The letter also details key architectural building blocks including isolated compute platforms with strong virtualization, centralized identity and access management integrating with existing AWS IAM capabilities, memory management that ensures contextual isolation, and centralized tool access governed by fine-grained policies. Amazon's Bedrock AgentCore framework exemplifies these capabilities, employing formal methods for policy verification and automated reasoning guardrails to enhance safety.
Regarding security challenges, Amazon identifies managing deterministic controls at scale, emergent behaviors in multi-agent deployments, and immature evaluation methodologies as areas requiring further research and engineering focus. They further stress the importance of comprehensive observability infrastructure for real-time anomaly detection and forensic analysis that remains protected from compromise by the agents themselves.

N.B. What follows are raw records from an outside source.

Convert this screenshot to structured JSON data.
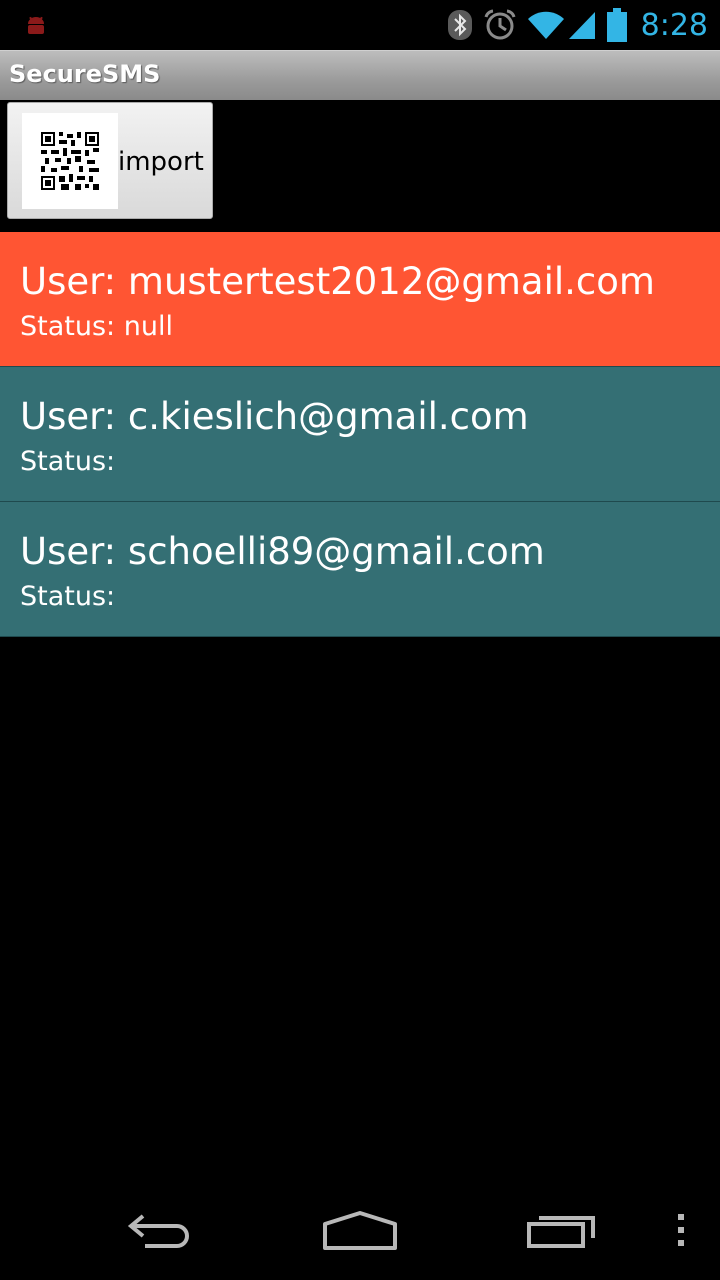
{
  "status_bar": {
    "time": "8:28",
    "accent_color": "#33b5e5",
    "icons": [
      "android-notification-icon",
      "bluetooth-icon",
      "alarm-icon",
      "wifi-icon",
      "signal-icon",
      "battery-icon"
    ]
  },
  "app": {
    "title": "SecureSMS"
  },
  "toolbar": {
    "import_label": "import",
    "import_icon": "qr-code-icon"
  },
  "users": [
    {
      "user_text": "User: mustertest2012@gmail.com",
      "status_text": "Status: null",
      "color": "#ff5533"
    },
    {
      "user_text": "User: c.kieslich@gmail.com",
      "status_text": "Status:",
      "color": "#346f74"
    },
    {
      "user_text": "User: schoelli89@gmail.com",
      "status_text": "Status:",
      "color": "#346f74"
    }
  ],
  "nav_bar": {
    "icons": [
      "back-icon",
      "home-icon",
      "recent-apps-icon",
      "overflow-menu-icon"
    ]
  }
}
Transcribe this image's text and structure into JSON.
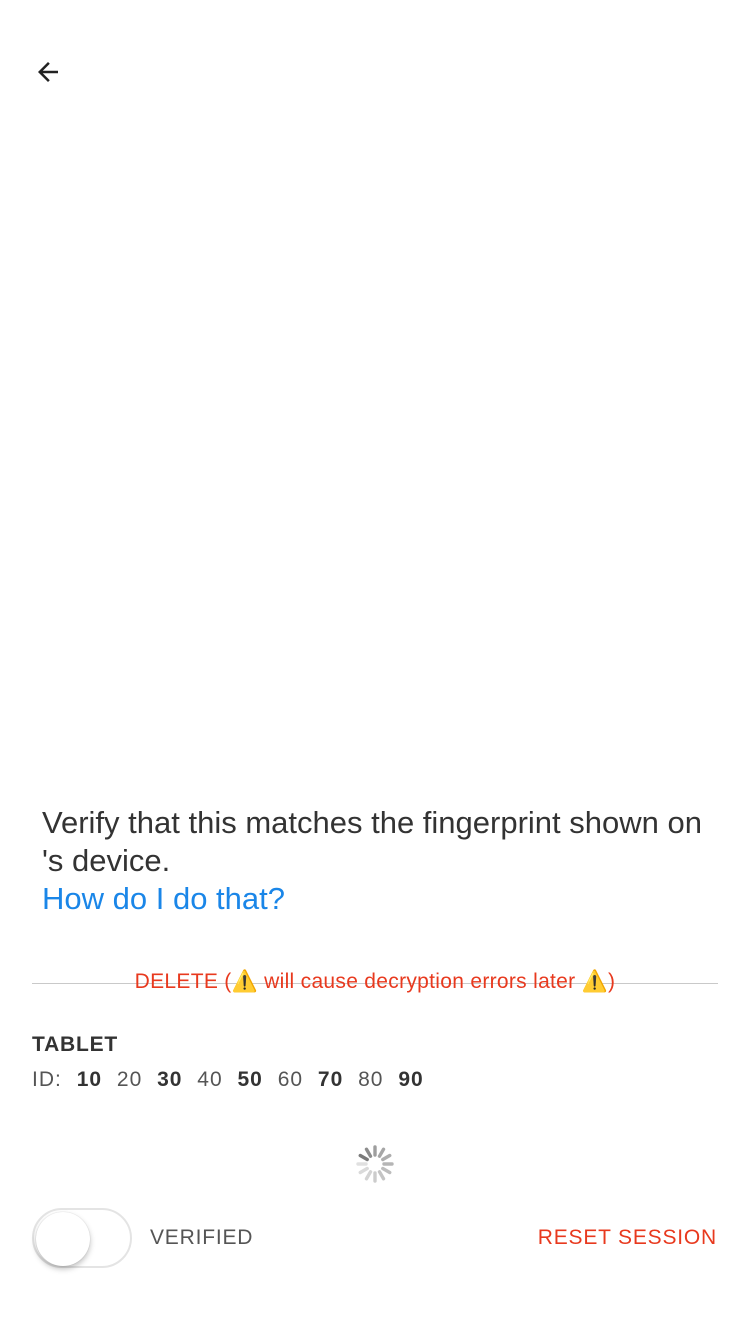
{
  "header": {
    "back_icon": "arrow-left-icon"
  },
  "verify": {
    "text": "Verify that this matches the fingerprint shown on 's device.",
    "help_link": "How do I do that?"
  },
  "delete": {
    "label": "DELETE (⚠️ will cause decryption errors later ⚠️)"
  },
  "device": {
    "name": "TABLET",
    "id_label": "ID:",
    "id_segments": [
      "10",
      "20",
      "30",
      "40",
      "50",
      "60",
      "70",
      "80",
      "90"
    ]
  },
  "footer": {
    "verified_label": "VERIFIED",
    "reset_label": "RESET SESSION"
  },
  "colors": {
    "link": "#1a86e8",
    "danger": "#e8391e"
  }
}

Amazon encourages NIST and CAISI to extend current cybersecurity frameworks rather than develop separate agentic AI standards and to promote transparency through model cards and security documentation. They advocate for industry collaboration on best practices and note that while agentic AI adoption is accelerating, careful risk/benefit analyses and mature safeguards remain essential. Finally, Amazon highlights cross-disciplinary insights from human factors engineering and aviation safety as valuable for advancing secure, autonomous AI systems.